Ambition’s back, big-time
Alan Peter Cayetano’s zombie speakership began, not with a bang, but with a whimper. The breakfast he threw for legislators didn’t seem to be well attended based on a tweeted photo. But his smooth election accomplished demonstrating that the President is well and truly back in the saddle. It marks the end of two years of his public standing having to claw its way back to where it stood during his first and second State of the Nation Address (Sona).
Back in July of last year, the President’s ratings per the Social Weather Stations (SWS) declined 11 points overall, with a 20-point drop in Metro Manila. It was a slide that had begun with the murder of Kian delos Santos in August 2017, and the President’s calling God “stupid” in the month the SWS survey was taken made his ratings sink further. The President reacted to that news with typical self-pity: “I don’t care… It does not interest me at all. Basta ako coast along na lang ako, just traveling along… since I’m not popular anymore, Congress might decide to find a popular one. You want a popular president? Good.”
The removal of his henchman as Speaker in a coup mounted by Rep. Gloria Macapagal Arroyo, with the enthusiastic assistance of the President’s daughter, marked a low point as well in his ability to project paramount status. In Monday’s Sona, he began his address by revealing that survey numbers do matter, expressing gratitude for his numbers bouncing back — they’ve never been better, in fact.
With the return of his popularity comes the return of ambition. In his Sona, the President asked Congress to enact a “rightsizing” law. I wrote about this proposal in January 2017, when Leoncio Evasco Jr. still hadn’t been defeated in the Palace death match between himself and Bong Go. “Rightsizing” was the euphemistic name for a law to grant the President power to reorganize the government, which has only happened five times since 1935. The bill ended up going nowhere as the administration focused its energies on tax, tax, tax. The ambitious agenda being pushed by Evasco on many fronts ended up shipwrecked on the executive issuances Bong Go got the President to sign that methodically stripped Evasco of turf and resources.
Evasco may be history, but at least one of his pet proposals is back on the table. Taking a page from Arroyo, who methodically packed the bureaucracy at the end of her term with her appointees both to reward subordinates and hamstring her successor, the power to reorganize will be a handy one as part of an exit and postpresidency insurance plan. The President let slip a purge as a benefit of reorganization when he complained, referring to a document signed by the defense secretary, “May nakakuha because sa Malacañang, every administration may tao ‘yan diyan. Every administration leaves some of the men because they are appointed on plantilla position.”
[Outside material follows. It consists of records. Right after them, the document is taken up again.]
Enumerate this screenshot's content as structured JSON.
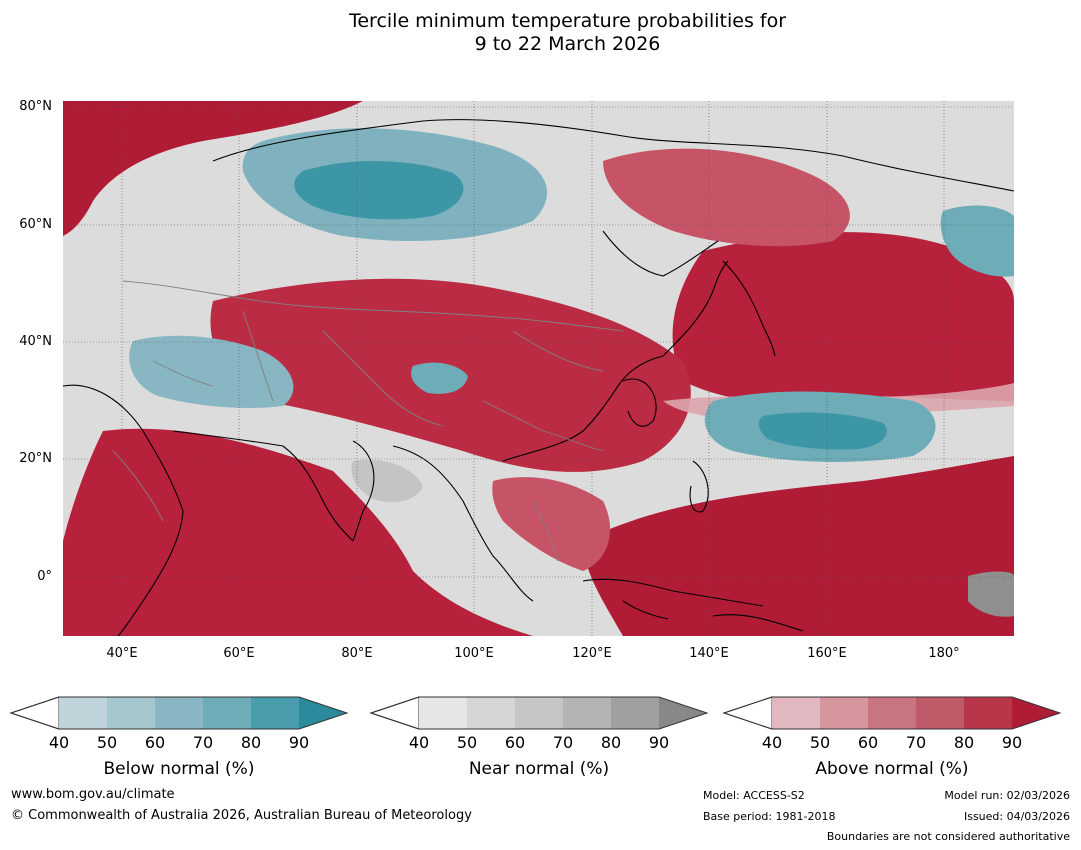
{
  "title": {
    "line1": "Tercile minimum temperature probabilities for",
    "line2": "9 to 22 March 2026"
  },
  "map": {
    "lat_labels": [
      "80°N",
      "60°N",
      "40°N",
      "20°N",
      "0°"
    ],
    "lon_labels": [
      "40°E",
      "60°E",
      "80°E",
      "100°E",
      "120°E",
      "140°E",
      "160°E",
      "180°"
    ]
  },
  "legends": [
    {
      "title": "Below normal (%)",
      "ticks": [
        "40",
        "50",
        "60",
        "70",
        "80",
        "90"
      ],
      "colors": [
        "#bfd3da",
        "#a4c6cd",
        "#88b6c2",
        "#6eacb8",
        "#4a9dac",
        "#2b8a9c"
      ]
    },
    {
      "title": "Near normal (%)",
      "ticks": [
        "40",
        "50",
        "60",
        "70",
        "80",
        "90"
      ],
      "colors": [
        "#e6e6e6",
        "#d6d6d6",
        "#c6c6c6",
        "#b4b4b4",
        "#a0a0a0",
        "#888888"
      ]
    },
    {
      "title": "Above normal (%)",
      "ticks": [
        "40",
        "50",
        "60",
        "70",
        "80",
        "90"
      ],
      "colors": [
        "#e1b8bf",
        "#d5969e",
        "#c97581",
        "#bf5a68",
        "#b7364a",
        "#b01b36"
      ]
    }
  ],
  "footer": {
    "website": "www.bom.gov.au/climate",
    "copyright": "© Commonwealth of Australia 2026, Australian Bureau of Meteorology",
    "model": "Model: ACCESS-S2",
    "base_period": "Base period: 1981-2018",
    "model_run": "Model run: 02/03/2026",
    "issued": "Issued: 04/03/2026",
    "disclaimer": "Boundaries are not considered authoritative"
  },
  "colors": {
    "above_strong": "#b01b36",
    "above_mid": "#c65466",
    "above_light": "#dba5ad",
    "near_light": "#e2e2e2",
    "near_mid": "#c4c4c4",
    "near_dark": "#8f8f8f",
    "below_light": "#bcd2d9",
    "below_mid": "#7fb2be",
    "below_dark": "#3c96a6"
  }
}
There is no contradiction between purging the bureaucracy even as you propose to drastically enlarge it by creating new departments, when another ambition that seemed moribund has been emerging from its coma: Charter change. After the Sona, asked why there was no mention of Charter change, the President replied, “It is not the proper time to be discussing it. It’s better left in conferences that are not allowed to be open to the public.”
Asked about federalism, he said, he is still pushing for it, but “there are certain things that I cannot mention now. Federalism is good but there are certain things that you have to be clear.” A draft Constitution exists in the House, hammered into existence by now-former-speaker Arroyo; the Senate could be enticed if separate voting is respected. The existence of a supermajority may even dangle the tasty yet risky possibility of calling for a proper constitutional convention, which could be packed with obliging delegates delivered by the local machines.
Which brings up another Sona proposal of interest: Incumbent officials with terms expiring in May next year would be extended to October 2022. The extension they currently enjoy was useful in the midterms since the “nonpolitical” nature of barangay positions (more fiction than reality, really) makes them a sector that requires the granting of wholesale incentives to work for the success of whatever administration keeps them in place (and that’s nearly all post-Edsa administrations). Keeping incumbents in place is useful for the May 2022 polls, including a possible constitutional plebiscite on or before then.
So, behind closed doors, something ambitious is gestating. The Presidential Communications Operations Office (PCOO) put out an online infographic saying “PCOO is in need of new team members who will be part of a nationwide communications campaign.”